Bob Ebeling, Challenger Engineer Who Forewarned of Shuttle Disaster, Dead At 89 (huffingtonpost.com)
An anonymous reader quotes a report from HuffingtonPost: For three decades, retired NASA engineer Bob Ebeling blamed himself for being unable to stop the 1986 launch of space shuttle Challenger. He had warned that the shuttle might explode, and it did shortly after liftoff, killing seven crew members. Ebeling was one of five engineers at a NASA contractor then called Morton Thiokol who warned the space agency that cold temperatures predicated at the time of the launch could prove disastrous. The warning was ignored. The night before the launch, Ebeling reportedly told his wife, Darlene, "It's going to blow up." He told another daughter, Kathy Ebeling, that he had toyed with the idea of bringing his hunting rifle to work to threaten NASA not to launch, according to an article last month in The Washington Post. In the final weeks of his life, however, thanks to an outpouring of support following a National Public Radio story in January on the 30th anniversary of the disaster, Ebeling, 89, finally found peace. Ebeling died Monday in his home in Brigham City, Utah, after a prolonged illness with prostate cancer, NPR reported.
RIP Mr. Ebeling.
A tragedy that did not have to happen because "sales and marketing" ignored the engineer with the technical knowhow.
I was 6 years old, and interested in space tech. I became very aware of what had happened, and it shaped my life. I learned a valuable lesson from Bob.
The lesson I learned wasn't to listen to warnings, or to double-check things. The lesson I learned was to stand my ground through escalation.
Bob did his job. And had he been a psychopath, he could have been happy with what he did. But that's not me -- because of these events.
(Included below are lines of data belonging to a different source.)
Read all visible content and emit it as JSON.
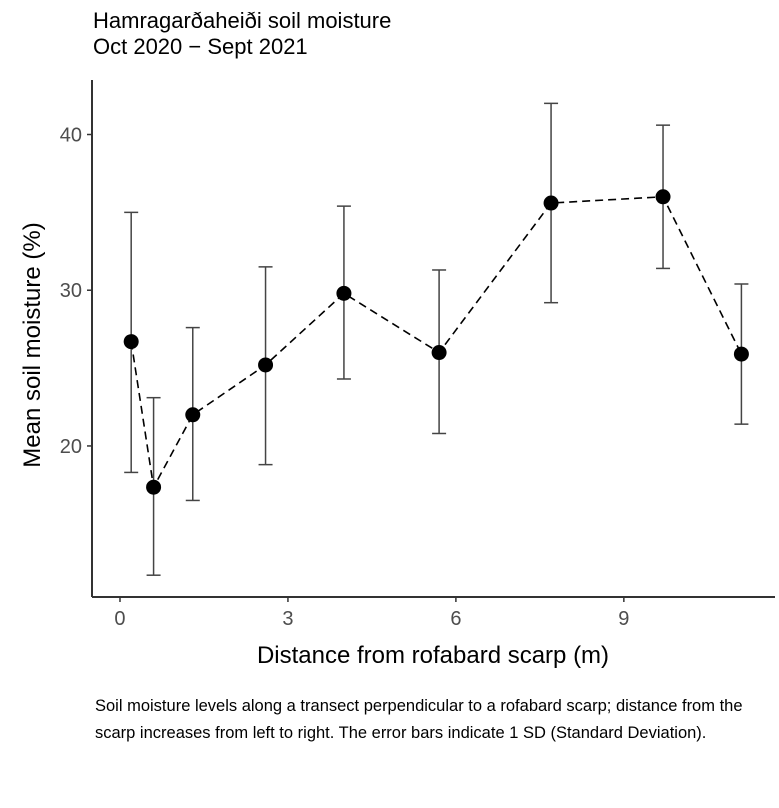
{
  "chart_data": {
    "type": "scatter",
    "title": "Hamragarðaheiði soil moisture",
    "subtitle": "Oct 2020 − Sept 2021",
    "xlabel": "Distance from rofabard scarp (m)",
    "ylabel": "Mean soil moisture (%)",
    "xlim": [
      -0.5,
      11.7
    ],
    "ylim": [
      10.3,
      43.5
    ],
    "xticks": [
      0,
      3,
      6,
      9
    ],
    "yticks": [
      20,
      30,
      40
    ],
    "grid": false,
    "line_style": "dashed",
    "marker_color": "#000000",
    "error_bars": "1 SD",
    "points": [
      {
        "x": 0.2,
        "y": 26.7,
        "ymin": 18.3,
        "ymax": 35.0
      },
      {
        "x": 0.6,
        "y": 17.35,
        "ymin": 11.7,
        "ymax": 23.1
      },
      {
        "x": 1.3,
        "y": 22.0,
        "ymin": 16.5,
        "ymax": 27.6
      },
      {
        "x": 2.6,
        "y": 25.2,
        "ymin": 18.8,
        "ymax": 31.5
      },
      {
        "x": 4.0,
        "y": 29.8,
        "ymin": 24.3,
        "ymax": 35.4
      },
      {
        "x": 5.7,
        "y": 26.0,
        "ymin": 20.8,
        "ymax": 31.3
      },
      {
        "x": 7.7,
        "y": 35.6,
        "ymin": 29.2,
        "ymax": 42.0
      },
      {
        "x": 9.7,
        "y": 36.0,
        "ymin": 31.4,
        "ymax": 40.6
      },
      {
        "x": 11.1,
        "y": 25.9,
        "ymin": 21.4,
        "ymax": 30.4
      }
    ]
  },
  "caption": "Soil moisture levels along a transect perpendicular to a rofabard scarp; distance from the scarp increases from left to right. The error bars indicate 1 SD (Standard Deviation)."
}
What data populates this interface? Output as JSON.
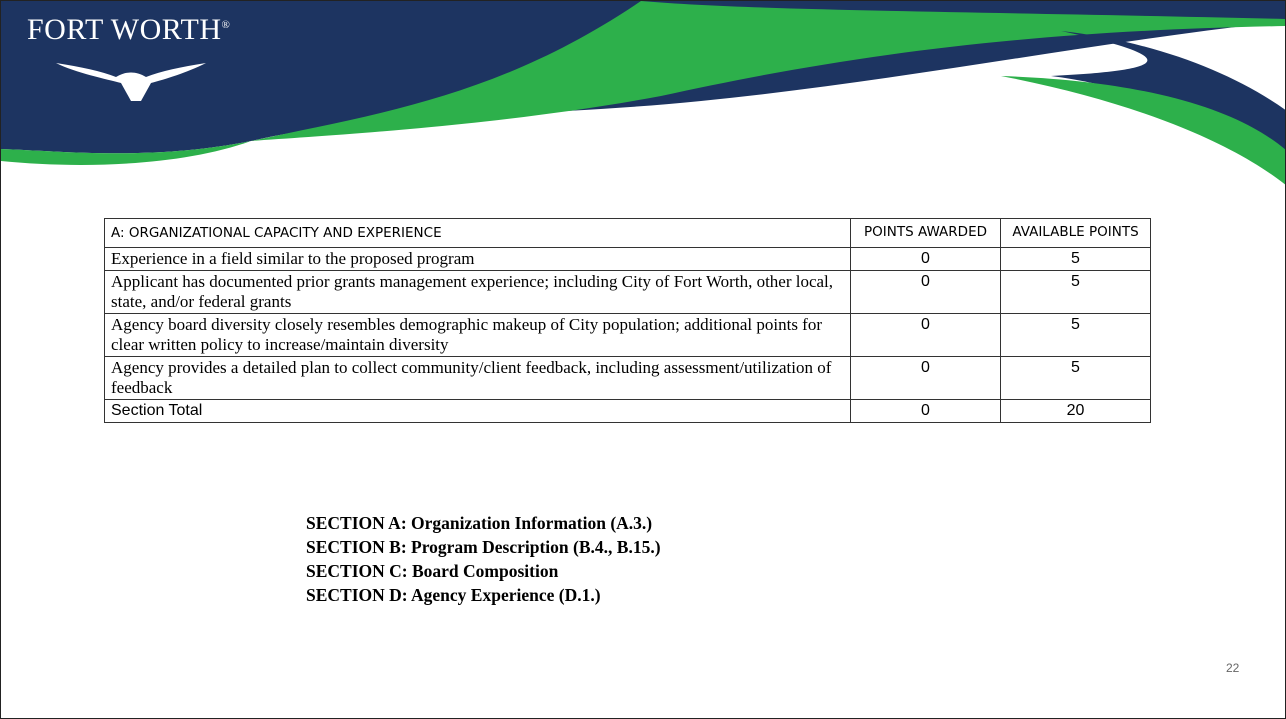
{
  "header": {
    "logo": "FORT WORTH",
    "logo_mark": "®"
  },
  "table": {
    "header": [
      "A: ORGANIZATIONAL CAPACITY AND EXPERIENCE",
      "POINTS AWARDED",
      "AVAILABLE POINTS"
    ],
    "rows": [
      [
        "Experience in a field similar to the proposed program",
        0,
        5
      ],
      [
        "Applicant has documented prior grants management experience; including City of Fort Worth, other local, state, and/or federal grants",
        0,
        5
      ],
      [
        "Agency board diversity closely resembles demographic makeup of City population; additional points for clear written policy to increase/maintain diversity",
        0,
        5
      ],
      [
        "Agency provides a detailed plan to collect community/client feedback, including assessment/utilization of feedback",
        0,
        5
      ],
      [
        "Section Total",
        0,
        20
      ]
    ]
  },
  "sections": [
    "SECTION A: Organization Information (A.3.)",
    "SECTION B: Program Description (B.4., B.15.)",
    "SECTION C: Board Composition",
    "SECTION D: Agency Experience (D.1.)"
  ],
  "page_number": "22"
}
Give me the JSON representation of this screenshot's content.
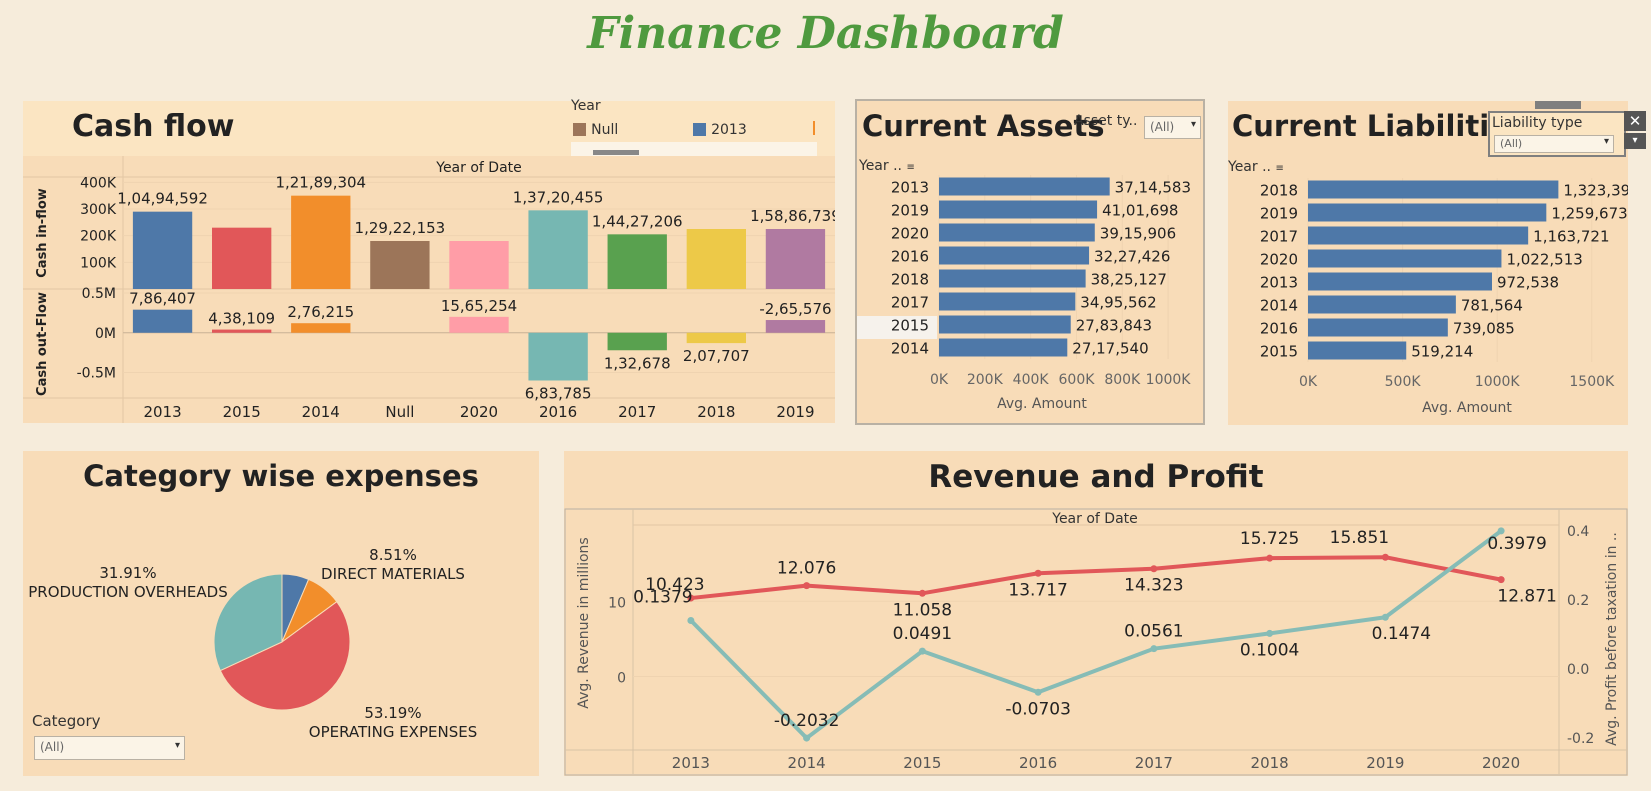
{
  "title": "Finance Dashboard",
  "cashflow": {
    "title": "Cash flow",
    "header": "Year of Date",
    "inflow_label": "Cash in-flow",
    "outflow_label": "Cash out-Flow",
    "legend": {
      "title": "Year",
      "items": [
        {
          "label": "Null",
          "color": "#9c7559"
        },
        {
          "label": "2013",
          "color": "#4e78a8"
        }
      ]
    }
  },
  "assets": {
    "title": "Current Assets",
    "filter_label": "Asset ty..",
    "filter_value": "(All)",
    "row_header": "Year ..",
    "axis_title": "Avg. Amount"
  },
  "liabilities": {
    "title": "Current Liabilities",
    "filter_label": "Liability type",
    "filter_value": "(All)",
    "row_header": "Year ..",
    "axis_title": "Avg. Amount"
  },
  "expenses": {
    "title": "Category wise expenses",
    "filter_label": "Category",
    "filter_value": "(All)"
  },
  "revenue": {
    "title": "Revenue and Profit",
    "header": "Year of Date"
  },
  "chart_data": [
    {
      "type": "bar",
      "title": "Cash flow",
      "categories": [
        "2013",
        "2015",
        "2014",
        "Null",
        "2020",
        "2016",
        "2017",
        "2018",
        "2019"
      ],
      "colors": [
        "#4e78a8",
        "#e15759",
        "#f28e2b",
        "#9c7559",
        "#ff9da7",
        "#76b7b2",
        "#59a14f",
        "#edc948",
        "#b07aa1"
      ],
      "series": [
        {
          "name": "Cash in-flow",
          "values": [
            290000,
            230000,
            350000,
            180000,
            180000,
            295000,
            205000,
            225000,
            225000
          ],
          "labels": [
            "1,04,94,592",
            "",
            "1,21,89,304",
            "1,29,22,153",
            "",
            "1,37,20,455",
            "1,44,27,206",
            "",
            "1,58,86,739"
          ],
          "ylim": [
            0,
            420000
          ],
          "ticks": [
            {
              "v": 100000,
              "t": "100K"
            },
            {
              "v": 200000,
              "t": "200K"
            },
            {
              "v": 300000,
              "t": "300K"
            },
            {
              "v": 400000,
              "t": "400K"
            }
          ]
        },
        {
          "name": "Cash out-Flow",
          "values": [
            0.29,
            0.04,
            0.12,
            0,
            0.2,
            -0.6,
            -0.22,
            -0.13,
            0.16
          ],
          "labels": [
            "7,86,407",
            "4,38,109",
            "2,76,215",
            "",
            "15,65,254",
            "6,83,785",
            "1,32,678",
            "2,07,707",
            "-2,65,576"
          ],
          "ylim": [
            -0.82,
            0.55
          ],
          "ticks": [
            {
              "v": 0.5,
              "t": "0.5M"
            },
            {
              "v": 0,
              "t": "0M"
            },
            {
              "v": -0.5,
              "t": "-0.5M"
            }
          ]
        }
      ]
    },
    {
      "type": "bar",
      "title": "Current Assets",
      "orientation": "horizontal",
      "categories": [
        "2013",
        "2019",
        "2020",
        "2016",
        "2018",
        "2017",
        "2015",
        "2014"
      ],
      "values": [
        745000,
        690000,
        680000,
        655000,
        640000,
        595000,
        575000,
        560000
      ],
      "labels": [
        "37,14,583",
        "41,01,698",
        "39,15,906",
        "32,27,426",
        "38,25,127",
        "34,95,562",
        "27,83,843",
        "27,17,540"
      ],
      "xlim": [
        0,
        1100000
      ],
      "ticks": [
        "0K",
        "200K",
        "400K",
        "600K",
        "800K",
        "1000K"
      ],
      "xlabel": "Avg. Amount"
    },
    {
      "type": "bar",
      "title": "Current Liabilities",
      "orientation": "horizontal",
      "categories": [
        "2018",
        "2019",
        "2017",
        "2020",
        "2013",
        "2014",
        "2016",
        "2015"
      ],
      "values": [
        1323399,
        1259673,
        1163721,
        1022513,
        972538,
        781564,
        739085,
        519214
      ],
      "labels": [
        "1,323,399",
        "1,259,673",
        "1,163,721",
        "1,022,513",
        "972,538",
        "781,564",
        "739,085",
        "519,214"
      ],
      "xlim": [
        0,
        1850000
      ],
      "ticks": [
        "0K",
        "500K",
        "1000K",
        "1500K"
      ],
      "xlabel": "Avg. Amount"
    },
    {
      "type": "pie",
      "title": "Category wise expenses",
      "slices": [
        {
          "label": "DIRECT MATERIALS",
          "value": 8.51,
          "pct": "8.51%"
        },
        {
          "label": "OPERATING EXPENSES",
          "value": 53.19,
          "pct": "53.19%"
        },
        {
          "label": "PRODUCTION OVERHEADS",
          "value": 31.91,
          "pct": "31.91%"
        }
      ],
      "colors": [
        "#4e78a8",
        "#f28e2b",
        "#e15759",
        "#76b7b2"
      ],
      "slice_values": [
        6.4,
        8.51,
        53.19,
        31.91
      ]
    },
    {
      "type": "line",
      "title": "Revenue and Profit",
      "x": [
        "2013",
        "2014",
        "2015",
        "2016",
        "2017",
        "2018",
        "2019",
        "2020"
      ],
      "series": [
        {
          "name": "Avg. Revenue in millions",
          "color": "#e15759",
          "values": [
            10.423,
            12.076,
            11.058,
            13.717,
            14.323,
            15.725,
            15.851,
            12.871
          ],
          "labels": [
            "10.423",
            "12.076",
            "11.058",
            "13.717",
            "14.323",
            "15.725",
            "15.851",
            "12.871"
          ],
          "ylim": [
            -9.5,
            20
          ],
          "ticks": [
            {
              "v": 10,
              "t": "10"
            },
            {
              "v": 0,
              "t": "0"
            }
          ]
        },
        {
          "name": "Avg. Profit before taxation in ..",
          "color": "#86bcb6",
          "values": [
            0.1379,
            -0.2032,
            0.0491,
            -0.0703,
            0.0561,
            0.1004,
            0.1474,
            0.3979
          ],
          "labels": [
            "0.1379",
            "-0.2032",
            "0.0491",
            "-0.0703",
            "0.0561",
            "0.1004",
            "0.1474",
            "0.3979"
          ],
          "ylim": [
            -0.232,
            0.412
          ],
          "ticks": [
            {
              "v": 0.4,
              "t": "0.4"
            },
            {
              "v": 0.2,
              "t": "0.2"
            },
            {
              "v": 0,
              "t": "0.0"
            },
            {
              "v": -0.2,
              "t": "-0.2"
            }
          ]
        }
      ]
    }
  ]
}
In my case, yes I'd have grabbed my hunting rifle. But I wouldn't have walked into NASA offices with it. You don't believe me that it's going to blow up from the cold, fine. Bang. Now it's going to blow up from that hole that I just shot into it.
I've followed this lesson quite a few times in my career, and in my life. Being willing to sabotage my own interests (clients, projects, money, property, relationships) in order to do what I strongly believed was the right thing has ensured that I sleep really damned well, each and every night.
Thank you Bob, for giving me the lesson that would shape much of my life.
The world is full of people that are sure in their minds they are right and will do whatever it takes to stand up for their beliefs.
The suicide bomber in Brussels I'm sure was convinced he had rightful justification for his actions.
Escalate, yes,
Fight the system, yes.
Commit dangerous, illegal, criminal acts in defence of your beliefs, NO.
Not everyone can be IN CHARGE. While there are many bad outcomes from following the chain of command, on average it is probably better than the anarchy that would reign without it.
Perhaps you are engaging in hyperbole with your rifle example, but do you really want every halfwit in our country destroying things to back up their beliefs, because they "KNOW" they are right?